The program Choral Project artistic director Daniel Hughes came up with for the Feb. 10 concert “Art of Sound: Bernstein at 100” is a mix of the iconic, with selections from “West Side Story,” and the less familiar, like “So Pretty,” an anti-war song Bernstein wrote with Betty Comden and Adolph Green for a “Broadway for Peace” fundraiser in 1968.
The Choral Project’s concert is one of thousands of musical tributes to Bernstein being staged around the world ahead of what would have been the composer’s 100th birthday on Aug. 25.
“It felt like the appropriate time to recognize the monumental achievements of Bernstein and what he brought to the music world,” Laster says.
Laster, who sings with the choir, is especially looking forward to performing “Chichester Psalms,” Bernstein’s setting of Hebrew psalms.
“I’ve never sung it before, though I’ve heard it many times,” he says. “It’s a real treat for me.”
While the work can be performed with a full orchestra, the Choral Project will be using the composer’s reduced score that calls for accompaniment by harp, percussion and organ. This is in part in deference to the massive pipe organ at Mission Santa Clara, where the concert will be held.
Boy soprano Nick McKee from the Ragazzi Boys Chorus will be the soloist on the second movement of “Chichester Psalms,” based on the “Psalm of David.” Laster says Bernstein “insisted that the solo never be sung by a woman because it represents the boy David.”

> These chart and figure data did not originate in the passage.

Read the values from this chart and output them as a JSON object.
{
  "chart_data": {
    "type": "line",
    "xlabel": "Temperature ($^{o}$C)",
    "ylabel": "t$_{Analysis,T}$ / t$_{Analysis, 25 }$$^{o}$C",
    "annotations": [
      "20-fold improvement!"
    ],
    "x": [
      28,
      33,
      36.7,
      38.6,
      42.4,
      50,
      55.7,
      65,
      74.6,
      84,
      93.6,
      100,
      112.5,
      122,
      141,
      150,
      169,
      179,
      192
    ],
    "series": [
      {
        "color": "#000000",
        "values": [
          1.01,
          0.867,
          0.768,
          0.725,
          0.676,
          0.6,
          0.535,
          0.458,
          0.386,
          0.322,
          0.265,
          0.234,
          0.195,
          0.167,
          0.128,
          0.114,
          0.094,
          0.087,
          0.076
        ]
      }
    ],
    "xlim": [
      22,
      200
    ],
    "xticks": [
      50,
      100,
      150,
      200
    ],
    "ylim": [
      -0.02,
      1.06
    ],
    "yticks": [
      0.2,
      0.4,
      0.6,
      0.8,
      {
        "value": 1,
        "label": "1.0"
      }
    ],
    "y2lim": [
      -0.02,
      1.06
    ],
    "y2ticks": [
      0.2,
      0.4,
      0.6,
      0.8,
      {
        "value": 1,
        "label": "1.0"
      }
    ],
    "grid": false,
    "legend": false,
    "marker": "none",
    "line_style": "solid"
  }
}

Laster says the concert is intended to highlight the multiple genres Bernstein worked in.
“It’s not just classical but Broadway,” he adds. “There are some very well-known works and things not done very often.”
Besides “West Side Story,” Bernstein’s Broadway shows include “Candide,” an operetta with lyrics by Stephen Sondheim, Dorothy Parker and Lillian Hellman, among others. The Choral Project will sing “Glitter and Be Gay” from that 1956 show.

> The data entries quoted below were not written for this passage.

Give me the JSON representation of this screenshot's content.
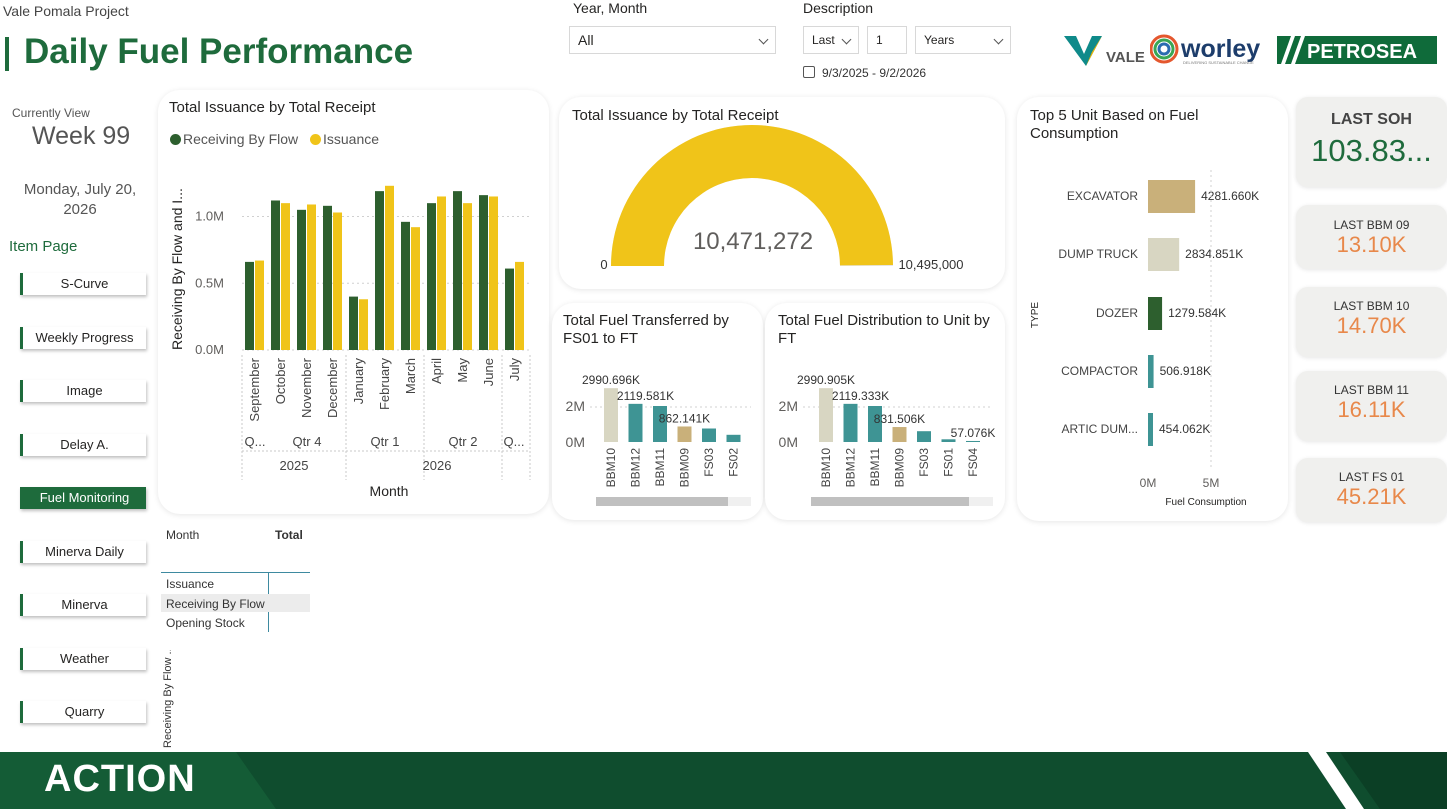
{
  "header": {
    "project": "Vale Pomala Project",
    "title": "Daily Fuel Performance",
    "brand_color": "#1e6b3c"
  },
  "filters": {
    "year_month_label": "Year, Month",
    "year_month_value": "All",
    "description_label": "Description",
    "relative": "Last",
    "count": "1",
    "unit": "Years",
    "date_range": "9/3/2025 - 9/2/2026"
  },
  "logos": {
    "vale": "VALE",
    "worley": "worley",
    "worley_sub": "DELIVERING SUSTAINABLE CHANGE",
    "petrosea": "PETROSEA"
  },
  "sidebar": {
    "current_label": "Currently View",
    "week": "Week 99",
    "date": "Monday, July 20, 2026",
    "item_page": "Item Page",
    "items": [
      {
        "label": "S-Curve",
        "active": false
      },
      {
        "label": "Weekly Progress",
        "active": false
      },
      {
        "label": "Image",
        "active": false
      },
      {
        "label": "Delay A.",
        "active": false
      },
      {
        "label": "Fuel Monitoring",
        "active": true
      },
      {
        "label": "Minerva Daily",
        "active": false
      },
      {
        "label": "Minerva",
        "active": false
      },
      {
        "label": "Weather",
        "active": false
      },
      {
        "label": "Quarry",
        "active": false
      }
    ]
  },
  "bar_chart": {
    "title": "Total Issuance by Total Receipt",
    "legend": [
      "Receiving By Flow",
      "Issuance"
    ],
    "colors": [
      "#2d5f2e",
      "#f0c419"
    ],
    "ylabel": "Receiving By Flow and I...",
    "xlabel": "Month",
    "yticks": [
      "0.0M",
      "0.5M",
      "1.0M"
    ],
    "months": [
      "September",
      "October",
      "November",
      "December",
      "January",
      "February",
      "March",
      "April",
      "May",
      "June",
      "July"
    ],
    "quarters": [
      "Q...",
      "Qtr 4",
      "Qtr 1",
      "Qtr 2",
      "Q..."
    ],
    "years": [
      "2025",
      "2026"
    ]
  },
  "gauge": {
    "title": "Total Issuance by Total Receipt",
    "value_label": "10,471,272",
    "min_label": "0",
    "max_label": "10,495,000",
    "color": "#f0c419"
  },
  "fs01": {
    "title": "Total Fuel Transferred by FS01 to FT",
    "yticks": [
      "2M",
      "0M"
    ],
    "labels": [
      "2990.696K",
      "2119.581K",
      "862.141K"
    ]
  },
  "dist": {
    "title": "Total Fuel Distribution to Unit by FT",
    "yticks": [
      "2M",
      "0M"
    ],
    "labels": [
      "2990.905K",
      "2119.333K",
      "831.506K",
      "57.076K"
    ]
  },
  "top5": {
    "title": "Top 5 Unit Based on Fuel Consumption",
    "ylabel": "TYPE",
    "xlabel": "Fuel Consumption",
    "xticks": [
      "0M",
      "5M"
    ],
    "labels": [
      "4281.660K",
      "2834.851K",
      "1279.584K",
      "506.918K",
      "454.062K"
    ]
  },
  "kpis": {
    "soh_label": "LAST SOH",
    "soh_value": "103.83...",
    "items": [
      {
        "label": "LAST BBM 09",
        "value": "13.10K"
      },
      {
        "label": "LAST BBM 10",
        "value": "14.70K"
      },
      {
        "label": "LAST BBM 11",
        "value": "16.11K"
      },
      {
        "label": "LAST FS 01",
        "value": "45.21K"
      }
    ]
  },
  "matrix": {
    "col_month": "Month",
    "col_total": "Total",
    "rows": [
      "Issuance",
      "Receiving By Flow",
      "Opening Stock"
    ],
    "axis_label": "Receiving By Flow ..."
  },
  "footer": {
    "logo": "ACTION",
    "bg": "#0f4d2e"
  },
  "chart_data": [
    {
      "type": "bar",
      "title": "Total Issuance by Total Receipt",
      "xlabel": "Month",
      "ylabel": "Receiving By Flow and I...",
      "categories": [
        "September",
        "October",
        "November",
        "December",
        "January",
        "February",
        "March",
        "April",
        "May",
        "June",
        "July"
      ],
      "series": [
        {
          "name": "Receiving By Flow",
          "values": [
            0.66,
            1.12,
            1.05,
            1.08,
            0.4,
            1.19,
            0.96,
            1.1,
            1.19,
            1.16,
            0.61
          ]
        },
        {
          "name": "Issuance",
          "values": [
            0.67,
            1.1,
            1.09,
            1.03,
            0.38,
            1.23,
            0.92,
            1.15,
            1.1,
            1.15,
            0.66
          ]
        }
      ],
      "ylim": [
        0,
        1.3
      ],
      "legend": "top-left",
      "grid": true
    },
    {
      "type": "bar",
      "title": "Total Fuel Transferred by FS01 to FT",
      "categories": [
        "BBM10",
        "BBM12",
        "BBM11",
        "BBM09",
        "FS03",
        "FS02"
      ],
      "values": [
        2990.696,
        2119.581,
        2000,
        862.141,
        750,
        400
      ],
      "colors": [
        "#d8d6c2",
        "#3e9494",
        "#3e9494",
        "#c9b07a",
        "#3e9494",
        "#3e9494"
      ],
      "ylim": [
        0,
        3200
      ]
    },
    {
      "type": "bar",
      "title": "Total Fuel Distribution to Unit by FT",
      "categories": [
        "BBM10",
        "BBM12",
        "BBM11",
        "BBM09",
        "FS03",
        "FS01",
        "FS04"
      ],
      "values": [
        2990.905,
        2119.333,
        2000,
        831.506,
        600,
        150,
        57.076
      ],
      "colors": [
        "#d8d6c2",
        "#3e9494",
        "#3e9494",
        "#c9b07a",
        "#3e9494",
        "#3e9494",
        "#3e9494"
      ],
      "ylim": [
        0,
        3200
      ]
    },
    {
      "type": "bar",
      "title": "Top 5 Unit Based on Fuel Consumption",
      "orientation": "horizontal",
      "categories": [
        "EXCAVATOR",
        "DUMP TRUCK",
        "DOZER",
        "COMPACTOR",
        "ARTIC DUM..."
      ],
      "values": [
        4281.66,
        2834.851,
        1279.584,
        506.918,
        454.062
      ],
      "colors": [
        "#c9b07a",
        "#d8d6c2",
        "#2d5f2e",
        "#3e9494",
        "#3e9494"
      ],
      "xlim": [
        0,
        8000
      ]
    }
  ]
}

A year prior, Bernstein and Hellman had collaborated on “The Lark,” an adaptation of a French play about the trail of Joan of Arc. The Choral Project’s performance will include some of the French and Latin choruses the composer wrote for the production.
The choir will also sing two movements from “Mass,” which Bernstein wrote to inaugurate the Kennedy Center in 1971. This comes on the heels of last week’s performance of the full work by the Los Angeles Philharmonic and Master Chorale, but Laster says it’s good to have multiple renditions of the composer’s works as part of his centennial celebration.
“The fact that he was able to do all these things deserves to be remembered, even if it is with thousands of performances.”
The Choral Project performs “Art of Sound: Bernstein at 100” Feb. 10 at 8 p.m. at Mission Santa Clara de Asis, 500 El Camino Real, Santa Clara. Tickets are $10-$25 at brownpapertickets.com.